How to make the most of university open days

Got a university or college open day coming up? Get yourself ready with our top advice before you make that all-important application.
Kim Connor Streich
Kim Connor Streich

Summertime is finally here, and universities across the country are inviting students from far and wide for the elusive open day. The time to start thinking about what’s beyond college and sixth form is now.

If we’re being honest with ourselves, open days can be a little intimidating, as there’s so much on offer. The campus, the union and the endless talks from different schools. Where’s best to start?

Well, we have a few pointers to get you ahead of the game.

Get there bright and early

open day early bird

Yeah yeah, we know it’s a pain to drag yourself out of the confines of your warm cozy duvet. But it will be worth your while to do so, as lots of things get clogged on an open day. Traffic, parking and registration queues, to name a few. 

You don’t want to be wasting time on any of the above. It will be more worth your while to attend as many events as possible and see as much of the university as you can. This way, you won’t be rushing around frantically.

Besides, you can always leave early if you see everything you need to.  Better to be safe than sorry!

Create a wish list of things to see

open day checklist

Look, just rocking up ain’t gonna cut it. Universities are big places, and it’s absolutely worth investing time into creating a plan of action for the day. Most institutions should have a guide available on their website, where you can take a look at what schools are offering talks, and what else is on offer.

In an ideal world, you’d be able to see everything you want. But sometimes things don’t go to plan. So, we advise circling the ‘must-see’ talks and prioritising them. Then have the others as backups if you have time. Remember, it’s not just schools that have drop-ins; there will be campus tours, university overviews and union demonstrations.

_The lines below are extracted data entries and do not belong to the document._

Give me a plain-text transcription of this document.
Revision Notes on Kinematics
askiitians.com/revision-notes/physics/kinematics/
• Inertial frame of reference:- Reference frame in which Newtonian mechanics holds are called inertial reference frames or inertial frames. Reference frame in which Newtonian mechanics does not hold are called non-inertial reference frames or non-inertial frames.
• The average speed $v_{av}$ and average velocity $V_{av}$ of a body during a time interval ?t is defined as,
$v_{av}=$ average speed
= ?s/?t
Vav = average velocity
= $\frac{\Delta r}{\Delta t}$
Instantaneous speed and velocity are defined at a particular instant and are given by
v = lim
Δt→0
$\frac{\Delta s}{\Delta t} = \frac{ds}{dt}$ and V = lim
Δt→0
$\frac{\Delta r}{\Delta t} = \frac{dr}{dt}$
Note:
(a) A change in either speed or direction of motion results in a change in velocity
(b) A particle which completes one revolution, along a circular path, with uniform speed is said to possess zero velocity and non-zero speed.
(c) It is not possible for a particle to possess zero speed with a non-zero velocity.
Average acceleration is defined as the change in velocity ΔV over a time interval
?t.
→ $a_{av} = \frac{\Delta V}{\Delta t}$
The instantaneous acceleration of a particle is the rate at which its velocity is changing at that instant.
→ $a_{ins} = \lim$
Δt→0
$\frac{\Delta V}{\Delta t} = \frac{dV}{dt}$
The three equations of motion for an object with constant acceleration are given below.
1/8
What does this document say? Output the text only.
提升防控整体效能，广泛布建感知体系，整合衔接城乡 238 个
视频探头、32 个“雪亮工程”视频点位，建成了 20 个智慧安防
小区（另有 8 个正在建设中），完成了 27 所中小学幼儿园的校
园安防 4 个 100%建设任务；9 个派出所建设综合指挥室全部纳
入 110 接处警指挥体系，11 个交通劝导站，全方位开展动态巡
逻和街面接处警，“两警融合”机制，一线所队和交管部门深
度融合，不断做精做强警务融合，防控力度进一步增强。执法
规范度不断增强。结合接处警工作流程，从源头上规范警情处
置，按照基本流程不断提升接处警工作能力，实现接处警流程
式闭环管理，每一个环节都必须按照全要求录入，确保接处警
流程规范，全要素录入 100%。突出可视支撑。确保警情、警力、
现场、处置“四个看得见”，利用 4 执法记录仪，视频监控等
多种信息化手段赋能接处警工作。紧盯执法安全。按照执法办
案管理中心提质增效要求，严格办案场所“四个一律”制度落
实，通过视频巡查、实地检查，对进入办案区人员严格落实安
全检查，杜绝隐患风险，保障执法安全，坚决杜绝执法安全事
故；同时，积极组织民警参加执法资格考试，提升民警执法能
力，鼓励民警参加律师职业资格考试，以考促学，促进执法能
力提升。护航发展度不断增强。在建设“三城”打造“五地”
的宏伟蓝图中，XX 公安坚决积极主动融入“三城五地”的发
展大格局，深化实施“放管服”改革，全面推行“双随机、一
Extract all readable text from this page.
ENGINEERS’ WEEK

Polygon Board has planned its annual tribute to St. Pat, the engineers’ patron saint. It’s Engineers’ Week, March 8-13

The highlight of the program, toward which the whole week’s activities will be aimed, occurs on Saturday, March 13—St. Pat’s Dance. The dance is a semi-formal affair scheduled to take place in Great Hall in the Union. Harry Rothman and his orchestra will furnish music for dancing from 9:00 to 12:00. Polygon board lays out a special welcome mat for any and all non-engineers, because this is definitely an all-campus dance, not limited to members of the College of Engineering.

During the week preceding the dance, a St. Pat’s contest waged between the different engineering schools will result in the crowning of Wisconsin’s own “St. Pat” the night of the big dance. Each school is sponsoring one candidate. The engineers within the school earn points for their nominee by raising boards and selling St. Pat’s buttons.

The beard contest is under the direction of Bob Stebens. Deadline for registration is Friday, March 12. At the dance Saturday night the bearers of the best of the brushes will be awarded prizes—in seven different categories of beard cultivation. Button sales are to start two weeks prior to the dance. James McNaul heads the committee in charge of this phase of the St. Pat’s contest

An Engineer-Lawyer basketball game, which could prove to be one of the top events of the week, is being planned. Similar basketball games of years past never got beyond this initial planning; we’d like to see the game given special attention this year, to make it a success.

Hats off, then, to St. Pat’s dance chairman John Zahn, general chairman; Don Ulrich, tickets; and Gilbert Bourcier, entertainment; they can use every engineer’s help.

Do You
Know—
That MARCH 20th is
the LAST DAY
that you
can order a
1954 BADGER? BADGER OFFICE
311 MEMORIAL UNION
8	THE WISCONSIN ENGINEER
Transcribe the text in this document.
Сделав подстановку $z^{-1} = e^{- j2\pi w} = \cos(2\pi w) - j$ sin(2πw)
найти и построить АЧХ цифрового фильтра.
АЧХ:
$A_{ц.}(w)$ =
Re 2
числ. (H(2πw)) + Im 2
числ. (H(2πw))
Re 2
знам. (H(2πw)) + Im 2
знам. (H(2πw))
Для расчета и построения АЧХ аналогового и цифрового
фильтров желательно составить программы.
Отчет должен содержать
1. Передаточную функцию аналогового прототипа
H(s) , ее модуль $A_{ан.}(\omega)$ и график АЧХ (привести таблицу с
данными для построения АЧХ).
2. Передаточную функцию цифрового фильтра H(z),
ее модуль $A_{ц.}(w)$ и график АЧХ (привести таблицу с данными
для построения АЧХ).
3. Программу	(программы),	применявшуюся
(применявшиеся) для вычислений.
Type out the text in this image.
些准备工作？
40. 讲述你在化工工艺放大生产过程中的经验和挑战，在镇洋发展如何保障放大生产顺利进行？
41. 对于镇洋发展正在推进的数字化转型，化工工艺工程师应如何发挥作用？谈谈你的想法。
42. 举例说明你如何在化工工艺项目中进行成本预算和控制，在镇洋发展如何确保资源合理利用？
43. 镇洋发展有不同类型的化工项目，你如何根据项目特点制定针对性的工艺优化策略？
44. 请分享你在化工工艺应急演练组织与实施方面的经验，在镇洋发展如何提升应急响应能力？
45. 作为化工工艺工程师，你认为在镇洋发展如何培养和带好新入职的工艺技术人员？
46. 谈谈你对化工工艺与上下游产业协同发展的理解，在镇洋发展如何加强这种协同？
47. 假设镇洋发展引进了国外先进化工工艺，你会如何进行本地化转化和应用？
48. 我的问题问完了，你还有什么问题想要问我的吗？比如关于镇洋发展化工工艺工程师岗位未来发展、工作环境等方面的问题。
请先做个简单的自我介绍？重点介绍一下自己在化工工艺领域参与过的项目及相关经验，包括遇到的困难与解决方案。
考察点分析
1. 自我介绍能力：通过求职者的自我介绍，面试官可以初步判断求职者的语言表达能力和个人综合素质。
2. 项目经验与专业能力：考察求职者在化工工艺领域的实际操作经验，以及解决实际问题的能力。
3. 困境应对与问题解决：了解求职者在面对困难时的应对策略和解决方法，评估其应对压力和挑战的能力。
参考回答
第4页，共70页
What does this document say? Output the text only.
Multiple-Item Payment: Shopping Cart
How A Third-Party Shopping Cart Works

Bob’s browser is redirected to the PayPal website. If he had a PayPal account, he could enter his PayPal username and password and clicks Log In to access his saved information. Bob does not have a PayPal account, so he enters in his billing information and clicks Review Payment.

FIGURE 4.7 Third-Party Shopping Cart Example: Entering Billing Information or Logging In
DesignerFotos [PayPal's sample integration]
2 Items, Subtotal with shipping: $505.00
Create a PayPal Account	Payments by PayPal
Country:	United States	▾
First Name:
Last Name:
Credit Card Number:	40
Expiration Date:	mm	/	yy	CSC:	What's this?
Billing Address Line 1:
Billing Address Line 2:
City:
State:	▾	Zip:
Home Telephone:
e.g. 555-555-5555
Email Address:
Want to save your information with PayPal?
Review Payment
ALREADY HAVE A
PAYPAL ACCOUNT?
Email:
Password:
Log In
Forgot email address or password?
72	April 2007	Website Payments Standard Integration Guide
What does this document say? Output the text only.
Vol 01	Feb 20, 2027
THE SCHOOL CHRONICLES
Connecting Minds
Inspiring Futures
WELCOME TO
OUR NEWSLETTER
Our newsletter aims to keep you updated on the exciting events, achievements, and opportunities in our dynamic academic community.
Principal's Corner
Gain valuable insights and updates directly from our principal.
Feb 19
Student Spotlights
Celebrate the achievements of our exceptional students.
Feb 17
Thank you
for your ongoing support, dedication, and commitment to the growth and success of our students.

The best part is that these generic talks often repeat throughout the day, making it much easier to schedule around course talks. Boom!

Bring someone for a second opinion

open day opinion

In the majority of cases, family will come along to an open day (often being the ride down to the university itself). But sometimes, they may not be able to make it for one reason or another.

If they can’t, we highly recommend bringing someone else along to bounce thoughts off of, such as a friend. Going on your own can be overwhelming, as it can be hard to recall everything that happened after the day is over. Never underestimate the power of a second brain to help assist you.

HOWEVER, do not let your family/friends have too much influence over your thoughts. If they don’t like the university, but you do,  you have the final say. Be firm on your beliefs, your gut instinct is always the best thing to trust.

Chat with student ambassadors

open day student ambassador

You know who they are. The young people dressed in a bright coloured shirt, probably standing by some form of university branded item, looking friendly and inviting. Most people use them for directions around campus, which is of course vital. However, they are trained in so much more than that.

Don’t forget that they are CURRENT students. They have first-hand experience, and will know better than any professor or family member/friend what the institution is like. So go and ask them about their thoughts on the campus, the societies, the area… they’ll be able to give you a relatable opinion.

The students who are picked to be ambassadors normally have great experience in the university lifestyle, so you’ll be able to gain an idea of the kinds of opportunities you can access. Course reps will also be in every school, so if you want to know more about the work you’ll be doing, be sure to have a natter.

Explore your surroundings

open day exploring

Don’t forget you’ll most likely be living in this place for 3+ years if you choose to study there. It’s important that you connect with the area, as well as all the other factors. If you have time, wander around both the campus and nearby neighbourhood.

Go for a lunch in the union café, take a stroll through the park, or go for dinner in the city centre after the open day is over. Picture yourself walking the streets as a student. If you can see a clear positive image, then that’s a good indicator. Sometimes the ‘feel’ of a university can be the deciding factor as to where you go, not the course ranking.

To sum up: give yourself plenty of time, prepare well, explore all avenues and don’t be afraid to approach the local student community. That’s what open days are for after all!